NOW: Pensions, a UK-based workplace pensions provider, is to increase investment with explicit sustainable objectivesfrom 56% to 82%, accroding to its latest Task Force on Climate-related Financial Disclosures (TFCD) report.
The pensions provider has committed to reaching net zero greenhouse gas emissions by 2050, with an interim target of 50% reduction by 2030 based on 2019 levels, in line with the Paris Agreement goals of limiting global warming to 1.5°C versus pre-industrial levels.
NOW: Pensions said climate change is among the “core sustainability issues” which inform its investment strategy. Its three priority sustainability issues are climate action, gender equality and living wages.
According to the report, it has increased its corporate physical equity investment and decreased its derivative investment which led to minor changes in its regional allocations. In addition, NOW: Pensions has also made sectoral changes within the portfolio in response to wider economic pressures, such as higher interest rates.
The provider has also introduced a decarbonisation framework over the last year with its investment manager Cardano.
The framework monitors progress to reduce the emissions in the business’ investment portfolio and the wider economy. NOW: Pensions actively reviews this via its investment allocations to help meet its ambitious decarbonisation targets.
According to the report, a total of 23 green, social or sustainable bonds now make up over 15% of the provider’s portfolio, up from 13% last year.
Patrick Luthi, chief executive officer of NOW: Pensions, said the last 12 months have been a “test of resolve” for many on sustainability, but the provider’s conviction and commitments have “not changed”.
He said: “As well as managing short-term risks, we are continuing to invest with our members’ long-term financial position in mind to deliver a more sustainable society.”
Luthi added that NOW: Pensions remains “resolute” in the aims set out in 2017 when the provider began investing in green, social and sustainable bonds.
He said that NOW: Pensions “regularly reviews” its investment strategy to ensure it aligns with the three priorities of its sustainable strategy.
“These commitments are essential to our long-term mission to help deliver fair pensions for all,” he noted.

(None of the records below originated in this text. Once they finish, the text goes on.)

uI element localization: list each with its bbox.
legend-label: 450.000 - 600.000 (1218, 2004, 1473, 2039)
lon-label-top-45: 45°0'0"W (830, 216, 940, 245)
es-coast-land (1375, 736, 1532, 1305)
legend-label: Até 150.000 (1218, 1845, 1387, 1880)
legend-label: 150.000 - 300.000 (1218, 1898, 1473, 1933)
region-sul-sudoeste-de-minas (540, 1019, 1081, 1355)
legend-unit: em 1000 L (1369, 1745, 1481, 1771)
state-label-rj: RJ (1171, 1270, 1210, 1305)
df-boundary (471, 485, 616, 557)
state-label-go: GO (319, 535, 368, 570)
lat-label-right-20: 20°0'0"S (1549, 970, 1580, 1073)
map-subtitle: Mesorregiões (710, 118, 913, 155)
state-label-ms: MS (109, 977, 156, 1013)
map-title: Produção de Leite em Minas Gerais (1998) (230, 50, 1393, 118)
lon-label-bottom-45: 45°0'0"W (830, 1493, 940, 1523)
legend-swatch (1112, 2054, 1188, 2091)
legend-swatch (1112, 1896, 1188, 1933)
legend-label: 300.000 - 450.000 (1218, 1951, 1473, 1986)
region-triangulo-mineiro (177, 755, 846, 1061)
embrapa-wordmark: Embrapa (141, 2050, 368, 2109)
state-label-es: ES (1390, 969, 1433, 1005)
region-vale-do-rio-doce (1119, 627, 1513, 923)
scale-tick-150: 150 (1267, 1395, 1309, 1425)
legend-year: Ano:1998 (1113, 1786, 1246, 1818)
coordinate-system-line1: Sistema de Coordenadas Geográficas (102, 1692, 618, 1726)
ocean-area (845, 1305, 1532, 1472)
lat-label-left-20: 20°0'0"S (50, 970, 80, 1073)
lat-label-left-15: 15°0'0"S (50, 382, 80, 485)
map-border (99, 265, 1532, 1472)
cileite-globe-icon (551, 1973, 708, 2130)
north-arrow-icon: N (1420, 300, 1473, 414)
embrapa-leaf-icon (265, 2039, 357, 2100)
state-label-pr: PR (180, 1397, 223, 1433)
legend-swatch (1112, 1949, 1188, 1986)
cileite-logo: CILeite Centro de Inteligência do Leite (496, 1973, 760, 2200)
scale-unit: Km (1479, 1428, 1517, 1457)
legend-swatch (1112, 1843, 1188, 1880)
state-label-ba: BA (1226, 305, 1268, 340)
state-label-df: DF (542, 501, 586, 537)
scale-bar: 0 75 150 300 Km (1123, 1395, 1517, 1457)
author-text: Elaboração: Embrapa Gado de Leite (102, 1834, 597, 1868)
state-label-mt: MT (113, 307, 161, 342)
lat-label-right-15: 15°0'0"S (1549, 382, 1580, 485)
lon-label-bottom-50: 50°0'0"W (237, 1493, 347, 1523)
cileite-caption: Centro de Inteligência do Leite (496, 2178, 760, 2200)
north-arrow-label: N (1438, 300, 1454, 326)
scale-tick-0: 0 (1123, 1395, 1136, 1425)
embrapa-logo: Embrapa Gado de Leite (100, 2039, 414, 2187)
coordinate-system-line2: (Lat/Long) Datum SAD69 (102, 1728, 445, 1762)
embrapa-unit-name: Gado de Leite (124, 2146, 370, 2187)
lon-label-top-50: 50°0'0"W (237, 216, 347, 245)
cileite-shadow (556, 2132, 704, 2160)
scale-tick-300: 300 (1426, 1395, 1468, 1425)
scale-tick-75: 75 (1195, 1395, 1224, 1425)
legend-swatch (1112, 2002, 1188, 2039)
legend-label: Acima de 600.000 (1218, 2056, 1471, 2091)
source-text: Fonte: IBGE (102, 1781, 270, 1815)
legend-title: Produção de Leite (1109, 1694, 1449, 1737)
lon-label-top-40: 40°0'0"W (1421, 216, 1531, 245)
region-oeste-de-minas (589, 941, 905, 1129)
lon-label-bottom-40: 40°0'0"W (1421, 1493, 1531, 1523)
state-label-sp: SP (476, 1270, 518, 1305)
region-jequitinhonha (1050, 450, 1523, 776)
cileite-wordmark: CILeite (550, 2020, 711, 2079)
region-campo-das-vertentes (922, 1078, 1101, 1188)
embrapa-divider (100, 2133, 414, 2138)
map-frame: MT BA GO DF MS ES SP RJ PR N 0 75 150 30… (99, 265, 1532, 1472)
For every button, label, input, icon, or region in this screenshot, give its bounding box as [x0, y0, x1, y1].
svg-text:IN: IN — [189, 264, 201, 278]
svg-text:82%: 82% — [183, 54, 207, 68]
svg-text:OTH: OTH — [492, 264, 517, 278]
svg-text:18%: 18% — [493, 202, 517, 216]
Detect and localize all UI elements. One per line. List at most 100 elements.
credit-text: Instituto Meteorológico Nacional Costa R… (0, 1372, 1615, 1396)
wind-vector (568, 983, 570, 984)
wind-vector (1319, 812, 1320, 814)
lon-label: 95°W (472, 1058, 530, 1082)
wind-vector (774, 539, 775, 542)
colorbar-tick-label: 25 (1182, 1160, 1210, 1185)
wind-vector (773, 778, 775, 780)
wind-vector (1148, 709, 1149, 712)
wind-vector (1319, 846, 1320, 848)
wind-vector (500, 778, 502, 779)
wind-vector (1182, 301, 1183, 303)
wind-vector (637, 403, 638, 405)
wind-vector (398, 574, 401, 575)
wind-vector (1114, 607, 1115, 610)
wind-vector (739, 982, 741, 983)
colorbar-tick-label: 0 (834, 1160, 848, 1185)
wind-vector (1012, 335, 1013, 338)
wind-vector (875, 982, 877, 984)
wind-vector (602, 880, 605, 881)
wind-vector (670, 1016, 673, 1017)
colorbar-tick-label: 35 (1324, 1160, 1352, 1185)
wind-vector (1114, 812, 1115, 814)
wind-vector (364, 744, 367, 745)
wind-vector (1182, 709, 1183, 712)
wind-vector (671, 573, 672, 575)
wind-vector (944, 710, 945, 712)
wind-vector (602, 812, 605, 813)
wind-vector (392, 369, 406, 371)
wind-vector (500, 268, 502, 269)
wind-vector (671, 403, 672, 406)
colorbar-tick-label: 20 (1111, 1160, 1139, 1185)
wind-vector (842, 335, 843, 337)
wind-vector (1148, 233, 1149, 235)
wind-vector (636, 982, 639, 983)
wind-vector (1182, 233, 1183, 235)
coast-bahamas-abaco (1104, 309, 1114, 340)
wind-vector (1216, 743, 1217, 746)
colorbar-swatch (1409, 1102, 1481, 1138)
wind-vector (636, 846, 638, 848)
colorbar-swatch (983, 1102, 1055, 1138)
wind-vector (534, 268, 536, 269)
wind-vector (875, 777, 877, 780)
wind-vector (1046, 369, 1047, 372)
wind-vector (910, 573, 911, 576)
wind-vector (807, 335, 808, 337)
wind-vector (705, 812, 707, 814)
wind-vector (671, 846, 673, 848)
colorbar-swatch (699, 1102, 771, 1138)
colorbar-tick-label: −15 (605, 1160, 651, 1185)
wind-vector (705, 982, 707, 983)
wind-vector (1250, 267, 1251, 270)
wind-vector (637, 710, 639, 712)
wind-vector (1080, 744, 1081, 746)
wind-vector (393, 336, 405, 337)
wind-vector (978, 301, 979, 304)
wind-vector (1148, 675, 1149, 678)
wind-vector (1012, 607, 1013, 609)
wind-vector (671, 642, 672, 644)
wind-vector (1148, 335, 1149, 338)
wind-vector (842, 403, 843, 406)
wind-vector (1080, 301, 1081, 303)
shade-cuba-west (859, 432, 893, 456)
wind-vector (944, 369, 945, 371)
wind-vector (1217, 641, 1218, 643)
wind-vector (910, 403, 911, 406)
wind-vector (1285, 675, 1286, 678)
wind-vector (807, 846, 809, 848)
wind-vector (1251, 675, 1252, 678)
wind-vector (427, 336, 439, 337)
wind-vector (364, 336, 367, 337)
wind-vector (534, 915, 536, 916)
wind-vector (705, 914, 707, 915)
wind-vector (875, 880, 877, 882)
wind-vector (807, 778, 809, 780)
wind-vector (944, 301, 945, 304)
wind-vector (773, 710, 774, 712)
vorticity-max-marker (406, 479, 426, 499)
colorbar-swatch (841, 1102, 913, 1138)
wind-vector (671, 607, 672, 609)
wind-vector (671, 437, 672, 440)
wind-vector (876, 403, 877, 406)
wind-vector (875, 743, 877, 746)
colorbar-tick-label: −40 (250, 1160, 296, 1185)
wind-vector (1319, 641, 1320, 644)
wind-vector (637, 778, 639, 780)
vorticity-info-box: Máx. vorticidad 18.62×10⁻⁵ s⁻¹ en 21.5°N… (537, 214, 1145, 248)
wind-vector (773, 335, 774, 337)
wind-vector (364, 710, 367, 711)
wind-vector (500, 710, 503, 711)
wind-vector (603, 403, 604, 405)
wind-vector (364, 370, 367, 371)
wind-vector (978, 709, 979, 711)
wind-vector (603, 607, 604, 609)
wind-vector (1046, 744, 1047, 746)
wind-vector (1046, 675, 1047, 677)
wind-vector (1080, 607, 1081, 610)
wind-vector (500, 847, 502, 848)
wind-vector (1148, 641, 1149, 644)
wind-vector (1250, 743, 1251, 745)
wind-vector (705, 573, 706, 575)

Joanne Segars, chair of the board of trustees, added that the progress over the last 12 months and the introduction of the decarbonisation framework has allowed the provider to increase the alignment of its investment with “clear” sustainability objectives.
She said: “This means we are on track to hit our goal of reducing the level of greenhouse gas emissions within our portfolio by 50% by 2030.”
Earlier this year NOW: Pensions carried out a series of focus groups with members and employers to better understand their views on sustainability, Segars said the results showed an increasing awareness of corporate social responsibility and ESG.
She said: “Some members felt that some investments are morally wrong, such as specific products like weapons and tobacco, but also recognised that divesting from fossil fuels is not always straightforward.”
She added: “A key learning, and next step for NOW: Pensions, is to consider improvements on how the scheme and industry more broadly can improve communicating responsible investment to members and employers.”